Friday, December 5, 2014

The Lessons of a Simple Supper

I got home last night to the intoxicating smell of chicken and pastry: my spouse had made an interesting mix of chicken pot pie and soup--by which I mean that the sauce was a bit watery and the crust of bread crumbs was savory but not crisp.

He mentioned that he'd seen our down the street neighbor shopping in the grocery store. He wanted to invite them to dinner, but he wanted me to taste his experiment first. I declared it good, and he picked up the phone. Fifteen minutes later, we were dishing up bowls for us all.

They've been enduring a house renovation for several months. Until recently, they could grill, but now their back yard has had to be dug up to get to the plumbing. They were grateful for a hot meal and ice cubes for tea. I was pleased that I could be spontaneous in this simple act of hospitality and grateful that my spouse had done the cooking.

A few months ago, in this post, I wrote about the concept of "scruffy hospitality": "It put me in mind of this blog post on scruffy hospitality, which encourages us not only to come as we are, but to host as we are. The writer, an Anglican priest, shares his sermon, which has this nugget of wisdom: 'Scruffy hospitality means you’re not waiting for everything in your house to be in order before you host and serve friends in your home. Scruffy hospitality means you hunger more for good conversation and serving a simple meal of what you have, not what you don’t have. Scruffy hospitality means you’re more interested in quality conversation than the impression your home or lawn makes. If we only share meals with friends when we’re excellent, we aren’t truly sharing life together.'"

I wish we had had another pan of pot pie soup, since we gobbled up the first pan.

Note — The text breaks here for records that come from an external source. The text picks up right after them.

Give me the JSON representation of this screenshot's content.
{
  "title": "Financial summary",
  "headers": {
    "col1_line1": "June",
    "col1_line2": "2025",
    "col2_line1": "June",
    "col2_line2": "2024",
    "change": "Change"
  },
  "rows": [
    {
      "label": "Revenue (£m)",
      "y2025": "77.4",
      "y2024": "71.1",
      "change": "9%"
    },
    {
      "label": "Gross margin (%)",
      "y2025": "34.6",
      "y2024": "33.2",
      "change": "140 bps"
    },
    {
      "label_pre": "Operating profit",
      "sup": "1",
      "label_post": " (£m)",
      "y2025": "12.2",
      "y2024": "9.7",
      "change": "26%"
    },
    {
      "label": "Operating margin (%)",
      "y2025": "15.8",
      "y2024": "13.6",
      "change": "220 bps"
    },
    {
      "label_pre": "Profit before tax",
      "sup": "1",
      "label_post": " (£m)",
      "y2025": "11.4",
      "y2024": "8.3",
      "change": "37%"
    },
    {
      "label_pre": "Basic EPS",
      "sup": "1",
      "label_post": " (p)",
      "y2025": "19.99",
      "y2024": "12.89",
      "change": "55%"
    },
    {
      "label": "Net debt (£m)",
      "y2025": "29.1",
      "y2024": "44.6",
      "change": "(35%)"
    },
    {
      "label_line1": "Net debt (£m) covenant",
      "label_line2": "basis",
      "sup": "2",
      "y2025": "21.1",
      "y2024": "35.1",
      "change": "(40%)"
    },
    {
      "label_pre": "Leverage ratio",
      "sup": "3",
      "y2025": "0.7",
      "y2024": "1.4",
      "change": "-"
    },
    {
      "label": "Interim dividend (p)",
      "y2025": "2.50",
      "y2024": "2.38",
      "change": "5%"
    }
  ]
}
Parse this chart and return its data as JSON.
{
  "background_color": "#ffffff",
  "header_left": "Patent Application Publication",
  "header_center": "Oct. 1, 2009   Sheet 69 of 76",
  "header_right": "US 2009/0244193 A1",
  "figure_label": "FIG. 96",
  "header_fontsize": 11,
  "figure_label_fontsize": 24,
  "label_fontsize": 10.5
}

But we had enough for everyone to have a hefty serving plus a bit more. Had I had more lead time, we'd have had a better dessert than the animal crackers that I served.

But the simple meal that we had was good enough--especially since our neighbors were going to eat a frozen pizza that they could heat in the toaster oven. And it was good to share what we had and enjoy good conversation.

I worried briefly about the cleanliness issue. I had vacuumed the night before, and the toilets are clean. But it's been awhile since I dusted, and the bathroom sink did have a smudge of toothpaste, which I only noticed after they left.

My spouse laughed when I pointed it out. He reminded me that our neighbors have been living in a construction zone, so they probably didn't notice our dust.

I want to be the person who invites people to come see how I really live. I must confess to wishing that I really lived a more organized, dust-free life. But I already have so little time to do what's important to me. I will leave the dust be--and try to remember to invite people to dinner more often.

And more important, I will try to remember that dinner doesn't have to be a high-maintenance drama. We can share what we have, and it will be more than enough.

We can share what we have, and it will be more than enough--it's one of the messages of most religious traditions.